Peele continues to excel with setpieces, as illustrated by the events of the sitcom-within-the-film: a heightened vision of a notionally controlled environment spiralling out of control, supremely well marshalled by Peele himself. (An aside: Nope is the film that explains why, unlike his erstwhile comedy partner Keegan-Michael Key, Jordan Peele has never appeared on Whose Line Is It Anyway?) What such a setpiece connects to, precisely, is up for grabs. The screenplays for Get Out and Us were tighter, certainly; Nope feels rangy indeed in comparison, forever dismissing the idea of settling into recognisable or reassuring narrative shape. It may be telling that this is the first Peele film to have been specifically made for IMAX (which entails some glaring product placement come the final reel): everything feels spaced out, and sometimes a little hazy with that.
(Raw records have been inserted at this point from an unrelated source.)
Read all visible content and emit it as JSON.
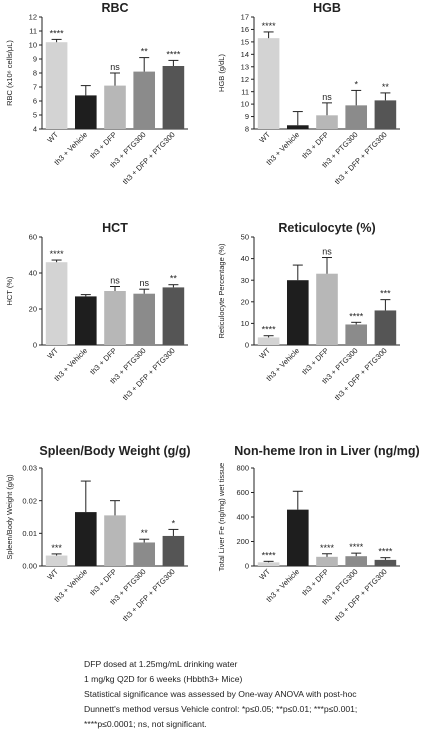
{
  "chart_data": [
    {
      "type": "bar",
      "title": "RBC",
      "ylabel": "RBC (x10⁶ cells/μL)",
      "ylim": [
        4,
        12
      ],
      "yticks": [
        4,
        5,
        6,
        7,
        8,
        9,
        10,
        11,
        12
      ],
      "categories": [
        "WT",
        "th3 + Vehicle",
        "th3 + DFP",
        "th3 + PTG300",
        "th3 + DFP + PTG300"
      ],
      "values": [
        10.2,
        6.4,
        7.1,
        8.1,
        8.5
      ],
      "errors": [
        0.2,
        0.7,
        0.9,
        1.0,
        0.4
      ],
      "significance": [
        "****",
        "",
        "ns",
        "**",
        "****"
      ],
      "colors": [
        "#d3d3d3",
        "#1e1e1e",
        "#b7b7b7",
        "#8b8b8b",
        "#555555"
      ]
    },
    {
      "type": "bar",
      "title": "HGB",
      "ylabel": "HGB (g/dL)",
      "ylim": [
        8,
        17
      ],
      "yticks": [
        8,
        9,
        10,
        11,
        12,
        13,
        14,
        15,
        16,
        17
      ],
      "categories": [
        "WT",
        "th3 + Vehicle",
        "th3 + DFP",
        "th3 + PTG300",
        "th3 + DFP + PTG300"
      ],
      "values": [
        15.3,
        8.3,
        9.1,
        9.9,
        10.3
      ],
      "errors": [
        0.5,
        1.1,
        1.0,
        1.2,
        0.6
      ],
      "significance": [
        "****",
        "",
        "ns",
        "*",
        "**"
      ],
      "colors": [
        "#d3d3d3",
        "#1e1e1e",
        "#b7b7b7",
        "#8b8b8b",
        "#555555"
      ]
    },
    {
      "type": "bar",
      "title": "HCT",
      "ylabel": "HCT (%)",
      "ylim": [
        0,
        60
      ],
      "yticks": [
        0,
        20,
        40,
        60
      ],
      "categories": [
        "WT",
        "th3 + Vehicle",
        "th3 + DFP",
        "th3 + PTG300",
        "th3 + DFP + PTG300"
      ],
      "values": [
        46,
        27,
        30,
        28.5,
        32
      ],
      "errors": [
        1.2,
        1.0,
        2.5,
        2.5,
        1.5
      ],
      "significance": [
        "****",
        "",
        "ns",
        "ns",
        "**"
      ],
      "colors": [
        "#d3d3d3",
        "#1e1e1e",
        "#b7b7b7",
        "#8b8b8b",
        "#555555"
      ]
    },
    {
      "type": "bar",
      "title": "Reticulocyte (%)",
      "ylabel": "Reticulocyte Percentage (%)",
      "ylim": [
        0,
        50
      ],
      "yticks": [
        0,
        10,
        20,
        30,
        40,
        50
      ],
      "categories": [
        "WT",
        "th3 + Vehicle",
        "th3 + DFP",
        "th3 + PTG300",
        "th3 + DFP + PTG300"
      ],
      "values": [
        3.5,
        30,
        33,
        9.5,
        16
      ],
      "errors": [
        0.8,
        7,
        7.5,
        1,
        5
      ],
      "significance": [
        "****",
        "",
        "ns",
        "****",
        "***"
      ],
      "colors": [
        "#d3d3d3",
        "#1e1e1e",
        "#b7b7b7",
        "#8b8b8b",
        "#555555"
      ]
    },
    {
      "type": "bar",
      "title": "Spleen/Body Weight (g/g)",
      "ylabel": "Spleen/Body Weight (g/g)",
      "ylim": [
        0,
        0.03
      ],
      "yticks": [
        0,
        0.01,
        0.02,
        0.03
      ],
      "ytick_labels": [
        "0.00",
        "0.01",
        "0.02",
        "0.03"
      ],
      "categories": [
        "WT",
        "th3 + Vehicle",
        "th3 + DFP",
        "th3 + PTG300",
        "th3 + DFP + PTG300"
      ],
      "values": [
        0.0032,
        0.0165,
        0.0155,
        0.0072,
        0.0092
      ],
      "errors": [
        0.0005,
        0.0095,
        0.0045,
        0.001,
        0.002
      ],
      "significance": [
        "***",
        "",
        "",
        "**",
        "*"
      ],
      "colors": [
        "#d3d3d3",
        "#1e1e1e",
        "#b7b7b7",
        "#8b8b8b",
        "#555555"
      ]
    },
    {
      "type": "bar",
      "title": "Non-heme Iron in Liver (ng/mg)",
      "ylabel": "Total Liver Fe (ng/mg) wet tissue",
      "ylim": [
        0,
        800
      ],
      "yticks": [
        0,
        200,
        400,
        600,
        800
      ],
      "categories": [
        "WT",
        "th3 + Vehicle",
        "th3 + DFP",
        "th3 + PTG300",
        "th3 + DFP + PTG300"
      ],
      "values": [
        30,
        460,
        75,
        80,
        50
      ],
      "errors": [
        8,
        150,
        25,
        25,
        18
      ],
      "significance": [
        "****",
        "",
        "****",
        "****",
        "****"
      ],
      "colors": [
        "#d3d3d3",
        "#1e1e1e",
        "#b7b7b7",
        "#8b8b8b",
        "#555555"
      ]
    }
  ],
  "footnotes": {
    "line1": "DFP dosed at 1.25mg/mL drinking water",
    "line2": "1 mg/kg Q2D for 6 weeks (Hbbth3+ Mice)",
    "line3": "Statistical significance was assessed by One-way ANOVA with post-hoc",
    "line4": "Dunnett's method versus Vehicle control:  *p≤0.05; **p≤0.01; ***p≤0.001;",
    "line5": "****p≤0.0001; ns, not significant."
  }
}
I couldn't recap exactly how our heroes see off the invaders, for one, although this rearguard action yields several of the most extraordinary mythopoetic images of the season. (Obvious observation: this is also the first Peele film where the storyboard got more work than the script.) Points for being a studio movie that, even before setting Michael Wincott to singing "Purple People Eater", moves in odd, idiosyncratic, sometimes mystifying ways; points, too, for being a summer movie actively engineered to provoke post-screening discussion. (Overheard in the foyer after I emerged: "What was the significance of the chimp?", a question more movies should prompt, really.) Even if Peele can't quite lasso his wilder ideas into place, and some of his thought bubbles escape the film entirely, it is still cheering to see a big Hollywood movie that has this many ideas on the loose - and a great deal of fun watching its prime mover at least trying to wrangle them into submission.

Nope is playing in cinemas nationwide.